She is a woman with a hard past, wrapped up in the typical male chauvinist contexts, where her construction as an individual has been developed through various, distinct personal processes. Over the years she has become increasingly independent.
For this project she took on the continuous creation two of her artworks, works that deal with processes of individuation within society. One is a photo composite of two full body photos of herself, front and back, printed on a sheet of 120 x 90cm paper and subsequently cut up into 20 x 20cm squares which are thrown to the floor. The public is invited to collect these squares and reconstruct her image on the wall like a puzzle. She sees the importance of her social environment in her own personal development.
The other work consisted in a plant that the public was invited to water, symbolizing the fruitful relationship that she has had with her son.
On the other hand, she examines aspects of her construction as mother. She makes an installation of teacups, referring to a very intimate aspect of her relationship with me. From a very young age I suffer from a fear of vomiting, and every time that I became nervous or something I ate sat wrong in my stomach and I wanted to vomit I began to feel nauseous and dizzy and to feel the onset of a panic attack. My mother always brought me herbal tea and spoke with me to calm my nerves. She told me stories, she had me close my eyes and imagine that we were going to the beach, she narrated everything that happened during the trip. She had me walk along the ocean shore and listen to the waves crashing. And later, often over a cup of tea, we conversed well into the wee hours of the night, resolving things and dreaming. My mother always used to say to me, “Dreaming is free.” I think that I always took that seriously, and still do to this day. To this day we sit with a cup of tea and share a moment of respite together until the worst of my panic attacks passes. A fierce mother, who is always there for me. And I a fierce mama’s boy too happy to have her as my mother.

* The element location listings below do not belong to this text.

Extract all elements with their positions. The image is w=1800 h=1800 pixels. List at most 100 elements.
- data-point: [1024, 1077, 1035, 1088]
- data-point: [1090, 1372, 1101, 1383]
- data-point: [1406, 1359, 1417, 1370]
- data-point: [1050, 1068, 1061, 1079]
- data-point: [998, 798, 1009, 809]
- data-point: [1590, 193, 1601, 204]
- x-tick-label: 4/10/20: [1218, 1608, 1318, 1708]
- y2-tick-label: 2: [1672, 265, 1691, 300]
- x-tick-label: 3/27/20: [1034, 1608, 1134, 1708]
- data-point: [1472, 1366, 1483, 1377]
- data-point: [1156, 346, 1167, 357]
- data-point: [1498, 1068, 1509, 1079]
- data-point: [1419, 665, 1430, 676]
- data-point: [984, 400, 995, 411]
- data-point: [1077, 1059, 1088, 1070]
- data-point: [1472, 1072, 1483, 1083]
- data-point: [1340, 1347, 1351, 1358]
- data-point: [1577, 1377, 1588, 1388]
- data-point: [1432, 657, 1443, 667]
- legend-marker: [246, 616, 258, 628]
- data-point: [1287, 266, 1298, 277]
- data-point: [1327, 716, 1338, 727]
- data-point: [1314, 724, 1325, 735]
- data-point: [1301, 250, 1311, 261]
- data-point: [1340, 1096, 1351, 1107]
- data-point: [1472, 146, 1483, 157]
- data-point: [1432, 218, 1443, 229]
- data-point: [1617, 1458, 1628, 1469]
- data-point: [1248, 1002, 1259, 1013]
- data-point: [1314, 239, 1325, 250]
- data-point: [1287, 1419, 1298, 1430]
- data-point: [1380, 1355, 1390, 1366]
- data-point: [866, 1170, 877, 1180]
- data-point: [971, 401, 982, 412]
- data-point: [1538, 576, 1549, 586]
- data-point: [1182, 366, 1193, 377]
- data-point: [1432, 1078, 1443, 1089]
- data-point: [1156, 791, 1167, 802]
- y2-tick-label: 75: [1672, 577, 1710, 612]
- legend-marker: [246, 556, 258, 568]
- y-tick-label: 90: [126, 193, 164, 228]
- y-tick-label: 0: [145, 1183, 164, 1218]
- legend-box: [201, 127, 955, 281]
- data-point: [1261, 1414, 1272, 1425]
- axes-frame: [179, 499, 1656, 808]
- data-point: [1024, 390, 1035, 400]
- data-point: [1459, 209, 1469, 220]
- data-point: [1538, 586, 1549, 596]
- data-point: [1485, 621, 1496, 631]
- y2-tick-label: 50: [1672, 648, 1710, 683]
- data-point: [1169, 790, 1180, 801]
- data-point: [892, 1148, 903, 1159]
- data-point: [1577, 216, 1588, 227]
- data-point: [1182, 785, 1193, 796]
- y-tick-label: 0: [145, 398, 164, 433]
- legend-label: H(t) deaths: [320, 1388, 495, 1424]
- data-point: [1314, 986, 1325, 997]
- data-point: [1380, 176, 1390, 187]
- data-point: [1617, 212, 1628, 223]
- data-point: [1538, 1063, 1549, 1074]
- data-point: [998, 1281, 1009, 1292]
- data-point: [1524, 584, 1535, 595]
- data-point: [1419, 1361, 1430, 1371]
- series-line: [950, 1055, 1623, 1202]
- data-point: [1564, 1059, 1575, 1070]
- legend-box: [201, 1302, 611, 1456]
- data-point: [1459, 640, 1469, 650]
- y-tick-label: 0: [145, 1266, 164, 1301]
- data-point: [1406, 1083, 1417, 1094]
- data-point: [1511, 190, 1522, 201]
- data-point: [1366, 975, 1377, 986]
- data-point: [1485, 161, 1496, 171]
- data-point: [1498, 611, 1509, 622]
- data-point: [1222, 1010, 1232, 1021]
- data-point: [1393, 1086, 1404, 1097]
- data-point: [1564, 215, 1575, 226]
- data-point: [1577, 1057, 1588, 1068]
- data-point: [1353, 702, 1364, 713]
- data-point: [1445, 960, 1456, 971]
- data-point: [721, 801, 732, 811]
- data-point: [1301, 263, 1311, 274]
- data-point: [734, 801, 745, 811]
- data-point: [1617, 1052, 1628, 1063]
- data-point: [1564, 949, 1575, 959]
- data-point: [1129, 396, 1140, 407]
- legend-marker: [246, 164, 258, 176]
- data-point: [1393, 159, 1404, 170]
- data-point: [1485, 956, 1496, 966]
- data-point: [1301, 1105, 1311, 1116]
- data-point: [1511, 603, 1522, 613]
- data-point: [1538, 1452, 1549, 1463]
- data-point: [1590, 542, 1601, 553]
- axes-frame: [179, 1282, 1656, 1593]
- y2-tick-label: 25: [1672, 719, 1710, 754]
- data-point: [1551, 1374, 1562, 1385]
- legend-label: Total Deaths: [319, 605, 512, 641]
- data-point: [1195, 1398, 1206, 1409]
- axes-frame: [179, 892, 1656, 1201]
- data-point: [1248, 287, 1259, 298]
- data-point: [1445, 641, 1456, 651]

Another work that formed a part of the show presents a floral imaginary: grasses and natural plants that slowly dry up and die in the enclosed space of the gallery as the days pass (a shared dream in a fictitious world that becomes exhausted and ends).
In another room, the last of the show, two phrases are written on the wall: “Soñar es gratis” (“Dreaming is free”) and “Vivir no” (“Living… not so much”). In this final room a boy stands on an empty lot, a representation of the empty lot in front of the house where I lived as a small child and that happens to be where my mom lived her adolescence.A point in common. A place where life evinces its difficulty.